Summer aerospace research at the Jet Propulsion Lab

Senior Alex Ulin from Los Angeles spent the past two summers working at a NASA-contracted field center, and is now aiming for a career leading teams of aerospace scientists and engineers.

alex ulin standing in front of the jet propulsion laboratory sign, under the nasa logo and next to text that reads california institute of technology
Thanks to her summer experiences at the Jet Propulsion Lab, senior Alex Ulin from Los Angeles is looking forward to using her physics degree as she works towards a career where she can help teams of scientists and engineers solve complex aerospace challenges. 

Senior Alex Ulin spent the past two summers working as an intern at the California Institute of Technology’s Jet Propulsion Laboratory (JPL). Inspired by her experience at the NASA-contracted field center, the physics major from Los Angeles is working towards a career where she can lead teams of scientists and engineers and help them solve complex aerospace challenges.  

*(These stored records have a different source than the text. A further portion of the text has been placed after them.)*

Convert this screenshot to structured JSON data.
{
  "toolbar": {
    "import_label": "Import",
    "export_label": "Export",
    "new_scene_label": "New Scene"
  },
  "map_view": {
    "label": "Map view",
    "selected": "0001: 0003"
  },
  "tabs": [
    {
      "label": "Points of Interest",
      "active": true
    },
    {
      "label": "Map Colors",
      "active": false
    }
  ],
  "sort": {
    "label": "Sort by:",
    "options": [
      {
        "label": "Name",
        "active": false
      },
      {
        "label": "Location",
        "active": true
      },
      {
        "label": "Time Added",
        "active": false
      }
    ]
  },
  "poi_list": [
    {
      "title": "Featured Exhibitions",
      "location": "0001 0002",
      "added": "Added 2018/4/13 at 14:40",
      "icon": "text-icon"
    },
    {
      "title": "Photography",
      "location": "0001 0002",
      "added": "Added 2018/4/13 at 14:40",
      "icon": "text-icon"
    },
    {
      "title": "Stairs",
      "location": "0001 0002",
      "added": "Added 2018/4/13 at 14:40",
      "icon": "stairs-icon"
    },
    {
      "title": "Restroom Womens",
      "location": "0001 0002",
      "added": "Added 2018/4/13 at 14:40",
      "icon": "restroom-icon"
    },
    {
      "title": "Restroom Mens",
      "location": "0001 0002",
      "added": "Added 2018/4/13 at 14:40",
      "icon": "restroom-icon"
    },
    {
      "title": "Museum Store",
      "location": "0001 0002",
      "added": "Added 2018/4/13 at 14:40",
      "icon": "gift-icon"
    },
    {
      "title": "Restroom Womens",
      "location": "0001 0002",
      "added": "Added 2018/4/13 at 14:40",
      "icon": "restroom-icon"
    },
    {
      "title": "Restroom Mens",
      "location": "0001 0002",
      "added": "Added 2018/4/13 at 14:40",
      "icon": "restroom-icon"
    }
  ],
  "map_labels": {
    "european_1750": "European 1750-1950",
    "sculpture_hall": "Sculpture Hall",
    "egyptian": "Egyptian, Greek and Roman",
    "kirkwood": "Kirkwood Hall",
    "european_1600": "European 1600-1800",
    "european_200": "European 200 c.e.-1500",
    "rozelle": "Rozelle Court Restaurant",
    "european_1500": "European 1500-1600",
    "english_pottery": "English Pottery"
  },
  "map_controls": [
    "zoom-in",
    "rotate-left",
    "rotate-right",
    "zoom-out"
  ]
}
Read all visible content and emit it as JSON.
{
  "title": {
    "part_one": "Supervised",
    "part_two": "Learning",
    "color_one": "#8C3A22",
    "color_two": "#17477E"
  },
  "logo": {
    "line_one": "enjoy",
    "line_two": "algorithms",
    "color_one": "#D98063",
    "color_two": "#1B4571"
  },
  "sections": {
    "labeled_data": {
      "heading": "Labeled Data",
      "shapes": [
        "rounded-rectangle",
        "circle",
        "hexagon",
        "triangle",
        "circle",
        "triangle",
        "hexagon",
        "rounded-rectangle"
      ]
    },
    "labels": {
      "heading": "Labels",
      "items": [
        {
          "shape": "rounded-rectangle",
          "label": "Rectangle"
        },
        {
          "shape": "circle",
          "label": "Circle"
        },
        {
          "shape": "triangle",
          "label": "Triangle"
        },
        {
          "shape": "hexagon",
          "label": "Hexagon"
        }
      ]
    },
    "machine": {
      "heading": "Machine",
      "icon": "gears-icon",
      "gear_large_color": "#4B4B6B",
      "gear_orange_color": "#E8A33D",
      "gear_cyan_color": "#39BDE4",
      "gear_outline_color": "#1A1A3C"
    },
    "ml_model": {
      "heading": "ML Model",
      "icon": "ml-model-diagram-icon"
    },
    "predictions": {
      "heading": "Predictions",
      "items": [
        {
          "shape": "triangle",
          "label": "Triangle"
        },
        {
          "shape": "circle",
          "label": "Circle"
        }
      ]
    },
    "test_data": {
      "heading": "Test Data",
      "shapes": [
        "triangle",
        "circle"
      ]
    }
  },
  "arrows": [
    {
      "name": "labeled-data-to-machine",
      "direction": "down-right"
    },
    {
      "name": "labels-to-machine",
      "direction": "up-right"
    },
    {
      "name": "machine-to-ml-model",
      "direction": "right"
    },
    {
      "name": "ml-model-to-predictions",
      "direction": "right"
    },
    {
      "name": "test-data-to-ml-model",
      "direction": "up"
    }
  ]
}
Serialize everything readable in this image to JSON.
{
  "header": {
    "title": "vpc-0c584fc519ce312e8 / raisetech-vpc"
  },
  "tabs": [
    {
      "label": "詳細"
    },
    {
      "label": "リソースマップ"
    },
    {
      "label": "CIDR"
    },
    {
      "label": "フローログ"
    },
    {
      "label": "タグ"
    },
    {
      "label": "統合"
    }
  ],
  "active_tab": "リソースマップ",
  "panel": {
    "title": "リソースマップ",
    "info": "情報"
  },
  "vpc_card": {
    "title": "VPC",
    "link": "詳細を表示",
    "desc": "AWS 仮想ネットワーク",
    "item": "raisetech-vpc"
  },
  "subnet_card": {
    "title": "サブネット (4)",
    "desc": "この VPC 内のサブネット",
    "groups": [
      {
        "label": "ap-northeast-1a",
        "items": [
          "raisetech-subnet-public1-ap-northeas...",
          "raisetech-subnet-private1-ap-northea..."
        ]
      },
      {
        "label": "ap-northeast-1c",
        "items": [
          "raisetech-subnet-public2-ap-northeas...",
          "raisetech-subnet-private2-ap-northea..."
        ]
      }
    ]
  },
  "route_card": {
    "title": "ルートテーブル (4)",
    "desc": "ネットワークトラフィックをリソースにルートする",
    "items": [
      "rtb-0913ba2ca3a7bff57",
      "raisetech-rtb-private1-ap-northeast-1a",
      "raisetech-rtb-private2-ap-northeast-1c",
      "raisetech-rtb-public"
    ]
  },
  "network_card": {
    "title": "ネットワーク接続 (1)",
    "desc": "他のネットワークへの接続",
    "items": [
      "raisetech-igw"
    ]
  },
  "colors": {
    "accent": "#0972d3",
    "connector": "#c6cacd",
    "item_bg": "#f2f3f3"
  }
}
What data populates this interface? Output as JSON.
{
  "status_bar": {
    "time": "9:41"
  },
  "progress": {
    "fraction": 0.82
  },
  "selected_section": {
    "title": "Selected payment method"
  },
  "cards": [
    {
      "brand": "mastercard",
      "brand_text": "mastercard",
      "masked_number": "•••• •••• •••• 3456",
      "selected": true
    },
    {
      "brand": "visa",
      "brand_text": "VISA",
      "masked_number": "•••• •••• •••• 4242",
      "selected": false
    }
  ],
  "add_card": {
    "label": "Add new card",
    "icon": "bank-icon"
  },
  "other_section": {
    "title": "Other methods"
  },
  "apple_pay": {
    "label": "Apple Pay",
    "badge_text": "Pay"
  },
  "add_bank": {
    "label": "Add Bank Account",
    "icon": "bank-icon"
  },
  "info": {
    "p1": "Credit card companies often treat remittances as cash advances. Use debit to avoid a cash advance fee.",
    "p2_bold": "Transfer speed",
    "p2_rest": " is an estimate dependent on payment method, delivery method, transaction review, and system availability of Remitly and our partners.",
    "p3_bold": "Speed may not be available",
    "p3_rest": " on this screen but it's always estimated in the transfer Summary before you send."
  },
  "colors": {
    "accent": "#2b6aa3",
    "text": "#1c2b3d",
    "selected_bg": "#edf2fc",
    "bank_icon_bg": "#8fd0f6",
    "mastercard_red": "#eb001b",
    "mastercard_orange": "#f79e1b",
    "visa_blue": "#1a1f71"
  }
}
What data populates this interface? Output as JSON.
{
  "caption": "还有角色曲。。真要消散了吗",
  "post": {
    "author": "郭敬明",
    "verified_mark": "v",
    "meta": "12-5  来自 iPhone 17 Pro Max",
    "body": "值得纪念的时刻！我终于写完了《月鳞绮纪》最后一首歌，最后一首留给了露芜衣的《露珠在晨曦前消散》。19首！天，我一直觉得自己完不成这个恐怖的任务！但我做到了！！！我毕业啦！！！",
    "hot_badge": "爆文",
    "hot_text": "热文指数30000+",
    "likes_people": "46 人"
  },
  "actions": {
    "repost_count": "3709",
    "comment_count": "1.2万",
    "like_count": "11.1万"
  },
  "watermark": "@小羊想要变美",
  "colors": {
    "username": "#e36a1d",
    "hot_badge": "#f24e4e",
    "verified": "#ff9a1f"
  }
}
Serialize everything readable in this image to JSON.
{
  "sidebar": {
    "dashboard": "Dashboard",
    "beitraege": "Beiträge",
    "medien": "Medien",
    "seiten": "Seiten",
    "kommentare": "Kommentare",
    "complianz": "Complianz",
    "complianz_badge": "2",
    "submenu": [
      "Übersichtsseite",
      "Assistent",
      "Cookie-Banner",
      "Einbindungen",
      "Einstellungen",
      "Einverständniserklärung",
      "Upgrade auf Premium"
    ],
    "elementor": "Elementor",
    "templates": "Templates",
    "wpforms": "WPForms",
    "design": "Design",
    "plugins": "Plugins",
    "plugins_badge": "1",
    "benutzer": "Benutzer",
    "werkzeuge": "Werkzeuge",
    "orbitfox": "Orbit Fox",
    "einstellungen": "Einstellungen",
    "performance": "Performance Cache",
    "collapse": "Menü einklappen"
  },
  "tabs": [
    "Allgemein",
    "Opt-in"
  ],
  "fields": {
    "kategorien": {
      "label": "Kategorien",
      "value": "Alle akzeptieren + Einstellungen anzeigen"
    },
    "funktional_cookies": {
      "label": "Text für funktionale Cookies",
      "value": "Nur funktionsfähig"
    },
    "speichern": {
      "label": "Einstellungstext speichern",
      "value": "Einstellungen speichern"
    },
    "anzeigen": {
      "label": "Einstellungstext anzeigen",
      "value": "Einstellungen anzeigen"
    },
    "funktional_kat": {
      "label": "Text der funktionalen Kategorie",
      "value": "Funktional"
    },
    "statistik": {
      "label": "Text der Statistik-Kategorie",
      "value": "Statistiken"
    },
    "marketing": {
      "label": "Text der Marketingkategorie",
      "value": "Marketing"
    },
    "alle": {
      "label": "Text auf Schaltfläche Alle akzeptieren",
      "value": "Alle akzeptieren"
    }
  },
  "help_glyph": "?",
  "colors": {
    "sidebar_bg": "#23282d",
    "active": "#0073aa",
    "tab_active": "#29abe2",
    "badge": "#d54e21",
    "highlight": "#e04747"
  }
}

Nestled in the foothills of Southern California’s San Gabriel Mountains, JPL is a 177-acre research campus dedicated to research and development projects for NASA, working on everything from microprocessors to the Mars Curiosity rover. Ulin was initially attracted to the internship program while looking for summer opportunities with space-based companies. She was encouraged to see that JPL was specifically looking for physics majors, one of the few companies to do so, and she joined the internship program at the end of her sophomore year. 

Ulin kicked off her JPL experience working on the Starshade project, an effort that is dedicated to helping researchers find planets beyond Earth’s solar system. The galaxy contains billions of stars, many of which might be orbited by exoplanets, but finding and studying these distant objects are difficult because they are so much fainter than the stars they orbit around. 

a massive sunflower-shaped fan coming out of a space ship and opening up in space
The Starshade project aims to create a massive sunflower-shaped shield that folds into a rocket ship, akin to origami, which can then be deployed in front of a space-based telescope to block a star’s light and help in the search for exoplanets. (Image: JPL/NASA)

“It’s like when a plane flies in front of the sun. You want to see the plane, but you can’t because the sun is blinding it,” Ulin explains. “So you put your hand up to block the light.”

The Starshade project seeks to do just that: Using a massive sunflower-shaped shield that folds into a rocket ship, akin to origami, the shade can be deployed in front of a space-based telescope to block a star’s light. Ulin’s project involved looking for ways to cut the nanometers-thin sheets of metal, which have to fit perfectly together in order to fold and unfold together in space. 

While Ulin enjoyed working on the Starshade project, her involvement in another project for JPL’s architecture team inspired her to explore the development side of aerospace research. Known as the A-team, the group provides support for early-stage projects and prototypes by bringing together researchers and experts from vastly different areas of expertise to speak to one another about what they do or what challenges they are facing. Ulin reached out to the A-team coordinator to see if she could work with this group the following summer. 

“It was so much fun,” she says about her experience during her second summer at JPL. “I got to develop and facilitate my own study, a mission to an exoplanet, and I got to pick interns from all over JPL to participate.”

ulin posing with her parents in the control room
Ulin visits the JPL Mission Control Room, where data from space-based missions is analyzed, with her parents Ann Payson and Rob Ulin. 

As a member of the A-team Ulin was able to see firsthand how scientists are focused on unstructured ideas that help them figure out what they can do, while engineers are focused on technical limitations and considerations. She emphasizes that both fields are needed in order to solve challenges. “Physics is what restricts engineering, but engineering is what makes physics possible,” she says.

After seeing the importance of interdisciplinary communication and collaboration, as well as the need to have people on a team who are able to help foster ideas from napkin drawing to ready-to-launch prototype, she’s now hoping to find a career where she can help facilitate projects that involve both physicists and engineers. To achieve this goal, she is planning to earn a master’s in systems engineering, for which she says her degree in physics has prepared her well. 

“Physics is easily the most important part of the brainstorming process. You cannot move past Phase 1 if you are defying any law of physics,” she says. “But by far the best thing about a physics degree is that you learn how to problem solve really well. It’s a good degree to get as a fundamental foundation.”